The anthropometric indices that would be most applicable to the detection of masked hypertension remain uncertain. In a meta-regression analysis of prospective studies, de Koning et al.32 reported that WHR and WC were significantly associated with the risk of CVD events, although they could not determine which indices had a stronger predictive power. Vazquez et al.5 also reported that BMI, WC and WHR had consistently strong associations with the incidence of diabetes, but did not determine the priority of these indices. Further research is needed to clarify which anthropometric index would be the most applicable to diagnose masked hypertension.

In 2005, eight Japanese scientific associations collaborated to define metabolic syndrome for the Japanese population;25 however, many arguments remain, particularly in terms of the higher cutoff value of WC for women than for men.33, 34, 35, 36, 37, 38 In this study, WC cutoff values of the Japanese metabolic syndrome criteria (85 cm in men, 90 cm in women) had the highest detective power for masked hypertension among five anthropometric indices used.
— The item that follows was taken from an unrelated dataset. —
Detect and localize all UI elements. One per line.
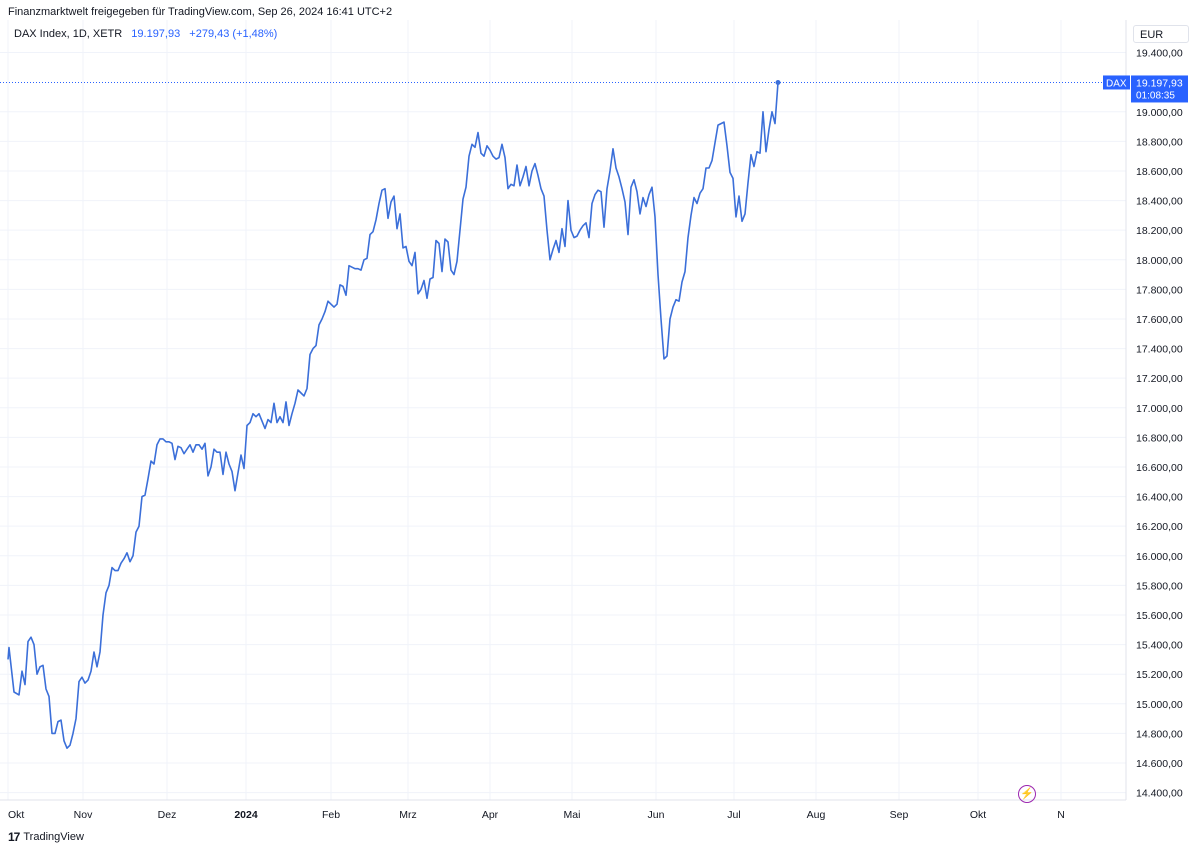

We had earlier proposed optimal cutoff values of WC (87 cm in men, 80 cm in women; Ohasama criteria for WC) for a diagnosis of metabolic syndrome by receiver operating characteristic analysis.14 In the earlier report, we used a lower HBP cutoff point (systolic 125 mm Hg or diastolic 80 mm Hg) compared with this study that represents hypertension on the basis of HBP (systolic 135 mm Hg or diastolic 85 mm Hg). Furthermore, the number of selected individuals using the Japanese metabolic syndrome criteria (n=19) was lower than that using the Ohasama criteria (n=61); accordingly, comparably high-risk individuals were selected using the Japanese metabolic syndrome criteria, resulting in a discrepancy between the two studies. Although masked hypertension and metabolic syndrome are different disease states, further prospective studies are needed to investigate the appropriate criteria of WC to identify high-risk patients.
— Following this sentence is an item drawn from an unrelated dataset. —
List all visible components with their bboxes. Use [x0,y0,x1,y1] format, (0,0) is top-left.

This study showed a close association of masked hypertension with high WC as well as high BMI, which are important risk factors for metabolic syndrome. We had earlier reported that elevated HBP levels were significantly associated with a clustering of metabolic risk factors.14 HBP has a stronger predictive power for CVD mortality and morbidity than CBP.16, 39, 40 HBP values improve the accuracy of screening for hypertension and for assessing BP control during treatment, and encourage drug compliance.40 Although CBP-based metabolic syndrome is useful for detecting CVD risk,3, 4, 5 it is reasonable to assume that risk assessment on the basis of HBP might be a more effective tool than that based on CBP.

The study cohort was significantly older, had lower systolic HBP levels and comprised a lower proportion of men than non-participants. Those with sufficient time and health concerns might have been more likely to voluntarily participate. Moreover, diabetes is screened on weekdays, which might lead to a lower proportion of men participating. We included age and gender in the logistic regression models as major confounding factors. However, the possibility of selection bias needs to be considered when generalizing the present findings.

In conclusion, men with high WC or BMI should measure their HBP to detect masked hypertension and women with high BMI should also measure their HBP to predict future sustained hypertension. Furthermore, early-stage, non-pharmacologic intervention, such as lifestyle modification, might be useful for these individuals. HBP measurements should be taken in abdominally obese people because of their high probability of masked or sustained hypertension.

Conflict of interest

The authors declare no conflict of interest.